O acionista foi excluído expressamente do rol de potenciais beneficiários, mas o dinheiro alocado ao trust permite uma reserva para “situações excepcionalíssimas”. As condições constam na carta de desejos (“letter of wishes”) do acionista para os integrantes de um comitê protetor do trust.
Segundo a Receita Federal, a expectativa de direito é suficiente para caracterizar a condição de beneficiário. “Todas as pessoas indicadas, que têm a expectativa de eventualmente receber a distribuição do trust, podem ser consideradas beneficiárias”, afirmou a autoridade arrecadatória.
O Fisco declarou ainda que, mesmo que a capitalização do trust tenha sido feita por patrimônio de pessoas jurídicas residentes no exterior, será preciso “investigar a cadeia patrimonial” de modo a encontrar a pessoa física que em última instância seja titular daquele patrimônio.
“Essa pessoa física será considerada o instituidor (‘settlor’) do trust”, disse a Receita Federal. “Pelas informações apresentadas na consulta, no caso concreto, infere-se que essa pessoa seja aquela referida somente como o acionista”, completou o Fisco.
ARRECADAÇÃO EM 2024
A lei que mudou as regras de tributação de offshores e fundos exclusivos (onshore) rendeu quase R$ 20,7 bilhões em arrecadação para o governo Luiz Inácio Lula da Silva (PT) em 2024. Segundo os dados oficiais, a arrecadação final foi de R$ 7,67 bilhões com offshores e de R$ 13 bilhões com os fundos exclusivos.

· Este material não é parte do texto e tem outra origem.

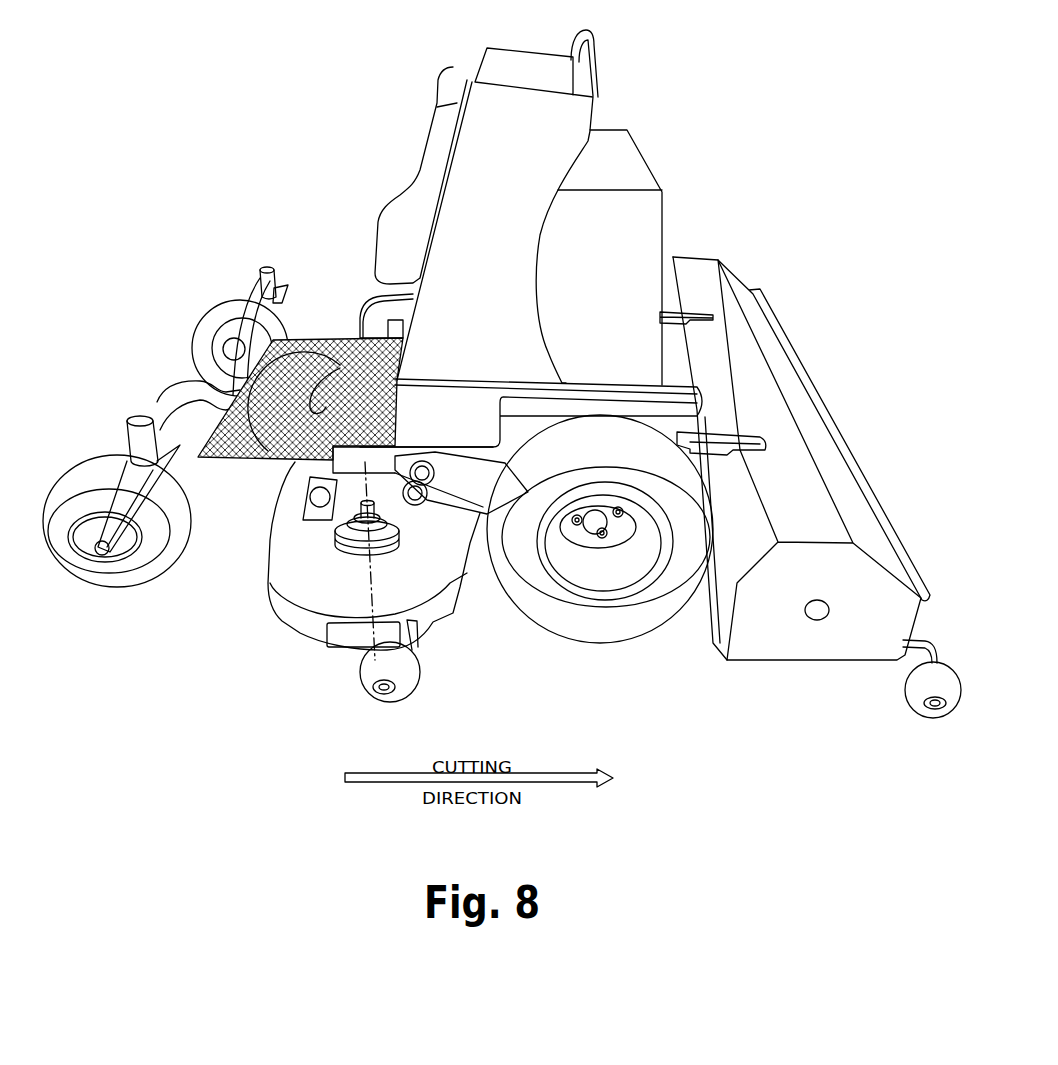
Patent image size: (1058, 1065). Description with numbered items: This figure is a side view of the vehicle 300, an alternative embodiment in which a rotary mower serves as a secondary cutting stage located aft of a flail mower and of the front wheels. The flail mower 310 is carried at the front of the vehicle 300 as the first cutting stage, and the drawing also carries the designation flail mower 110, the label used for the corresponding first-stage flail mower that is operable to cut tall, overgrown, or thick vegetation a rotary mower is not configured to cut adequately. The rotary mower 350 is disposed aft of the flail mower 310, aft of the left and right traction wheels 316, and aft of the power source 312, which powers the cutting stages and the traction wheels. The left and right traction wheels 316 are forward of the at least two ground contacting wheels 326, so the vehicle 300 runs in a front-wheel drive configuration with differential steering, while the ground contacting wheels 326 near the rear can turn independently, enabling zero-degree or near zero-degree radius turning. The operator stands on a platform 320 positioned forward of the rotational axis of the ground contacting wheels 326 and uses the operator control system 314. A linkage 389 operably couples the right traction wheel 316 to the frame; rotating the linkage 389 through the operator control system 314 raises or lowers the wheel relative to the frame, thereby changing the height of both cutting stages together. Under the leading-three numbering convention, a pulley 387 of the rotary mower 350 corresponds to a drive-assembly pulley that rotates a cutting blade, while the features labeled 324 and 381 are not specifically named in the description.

The flail mower 110 is at (912, 413).
The vehicle 300 is at (290, 194).
The flail mower 310 is at (865, 523).
The power source 312 is at (668, 322).
The operator control system 314 is at (478, 62).
The left and right traction wheels 316 is at (531, 628).
The platform 320 is at (300, 467).
The steering lever 324 is at (132, 418).
The ground contacting wheels 326 is at (197, 347).
The rotary mower 350 is at (272, 590).
The spindle axis 381 is at (368, 607).
The pulley 387 is at (390, 547).
The linkage 389 is at (473, 460).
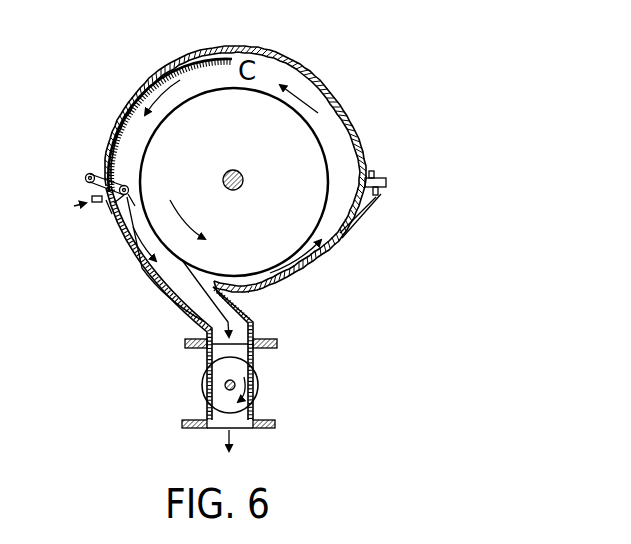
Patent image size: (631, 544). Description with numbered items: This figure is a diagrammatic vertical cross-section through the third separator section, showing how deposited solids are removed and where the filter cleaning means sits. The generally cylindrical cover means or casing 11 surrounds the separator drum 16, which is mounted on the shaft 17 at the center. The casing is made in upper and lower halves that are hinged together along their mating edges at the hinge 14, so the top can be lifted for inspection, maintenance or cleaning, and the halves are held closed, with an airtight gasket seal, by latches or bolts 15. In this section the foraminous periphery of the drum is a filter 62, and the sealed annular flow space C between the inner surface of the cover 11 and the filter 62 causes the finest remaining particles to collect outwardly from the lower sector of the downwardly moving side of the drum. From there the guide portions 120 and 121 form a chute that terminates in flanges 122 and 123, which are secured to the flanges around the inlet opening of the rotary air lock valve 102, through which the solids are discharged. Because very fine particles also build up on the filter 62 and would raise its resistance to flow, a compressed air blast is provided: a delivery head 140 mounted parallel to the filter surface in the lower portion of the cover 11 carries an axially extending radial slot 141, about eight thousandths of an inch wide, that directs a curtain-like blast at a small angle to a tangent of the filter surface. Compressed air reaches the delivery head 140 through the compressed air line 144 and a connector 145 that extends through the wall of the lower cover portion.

The cover means or casing 11 is at (268, 50).
The separator drum 16 is at (176, 72).
The filter 62 is at (216, 89).
The shaft 17 is at (243, 180).
The latches or bolts 15 is at (378, 177).
The hinge 14 is at (86, 176).
The delivery head 140 is at (109, 165).
The compressed air line 144 is at (90, 196).
The connector 145 is at (106, 214).
The radial slot 141 is at (118, 226).
The guide portion 120 is at (158, 292).
The guide portion 121 is at (256, 320).
The flange 122 is at (186, 341).
The flange 123 is at (277, 343).
The rotary air lock valve 102 is at (257, 388).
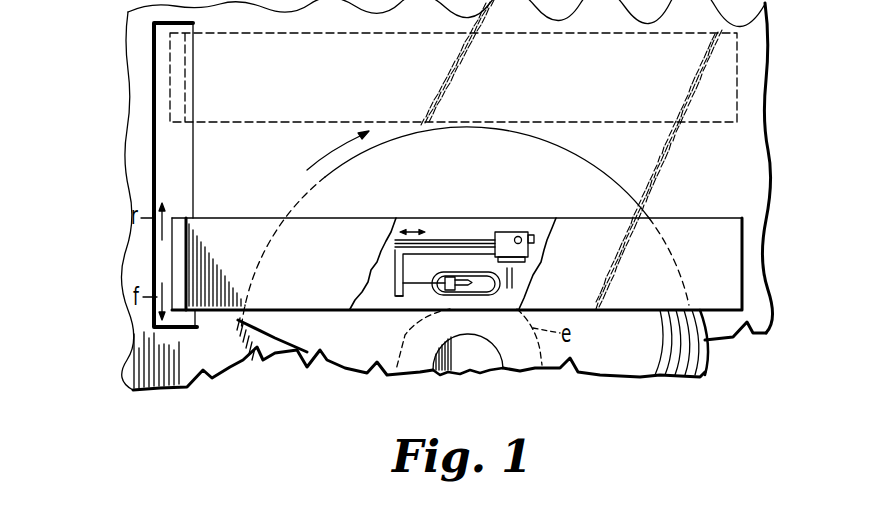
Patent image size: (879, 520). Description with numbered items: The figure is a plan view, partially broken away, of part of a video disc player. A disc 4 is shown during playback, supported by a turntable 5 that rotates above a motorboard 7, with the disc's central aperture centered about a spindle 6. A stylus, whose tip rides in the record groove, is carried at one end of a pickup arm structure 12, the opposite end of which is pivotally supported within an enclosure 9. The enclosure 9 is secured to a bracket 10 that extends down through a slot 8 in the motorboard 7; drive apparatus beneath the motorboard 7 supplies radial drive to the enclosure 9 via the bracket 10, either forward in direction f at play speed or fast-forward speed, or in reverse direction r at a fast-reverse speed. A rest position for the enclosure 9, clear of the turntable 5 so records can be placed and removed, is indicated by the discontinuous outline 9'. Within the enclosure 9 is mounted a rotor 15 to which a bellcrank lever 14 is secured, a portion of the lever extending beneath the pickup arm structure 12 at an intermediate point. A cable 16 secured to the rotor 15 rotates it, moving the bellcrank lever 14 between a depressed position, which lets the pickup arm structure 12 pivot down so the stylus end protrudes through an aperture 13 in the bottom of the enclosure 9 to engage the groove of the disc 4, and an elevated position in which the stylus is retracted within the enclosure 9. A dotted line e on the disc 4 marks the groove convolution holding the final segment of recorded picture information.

The disc 4 is at (702, 357).
The turntable 5 is at (274, 358).
The spindle 6 is at (490, 373).
The motorboard 7 is at (760, 253).
The slot 8 is at (150, 157).
The enclosure 9 is at (457, 244).
The rest position of enclosure 9' is at (453, 61).
The bracket 10 is at (180, 222).
The pickup arm structure 12 is at (398, 298).
The aperture 13 is at (477, 292).
The bellcrank lever 14 is at (395, 256).
The rotor 15 is at (510, 231).
The cable 16 is at (441, 239).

A declaração do IRPF (Imposto de Renda da Pessoa Física) em 2025 será a 1ª sob as regras aprovadas em 2023. Em 2024, os brasileiros que tinham acesso a trust no exterior puderam atualizar os valores para atender às novas regras.
Segundo a lei brasileira, a transmissão do dinheiro ou bens ao beneficiário do trust para o beneficiário consistirá em “doação”, se ocorrida durante a vida do instituidor, ou em transmissão “causa mortis”, se decorrente do falecimento do instituidor.
Portanto, os rendimentos e os ganhos de capital serão auferidos nas datas de instituição do trust e de transmissão dos recursos. Terão incidência do IRPF (Imposto de Renda da Pessoa Física).
A lei obrigou que os bens e direitos objeto do trust, independentemente da data de sua aquisição, fossem declarados diretamente pelo titular na DAA (Declaração de Ajuste Anual).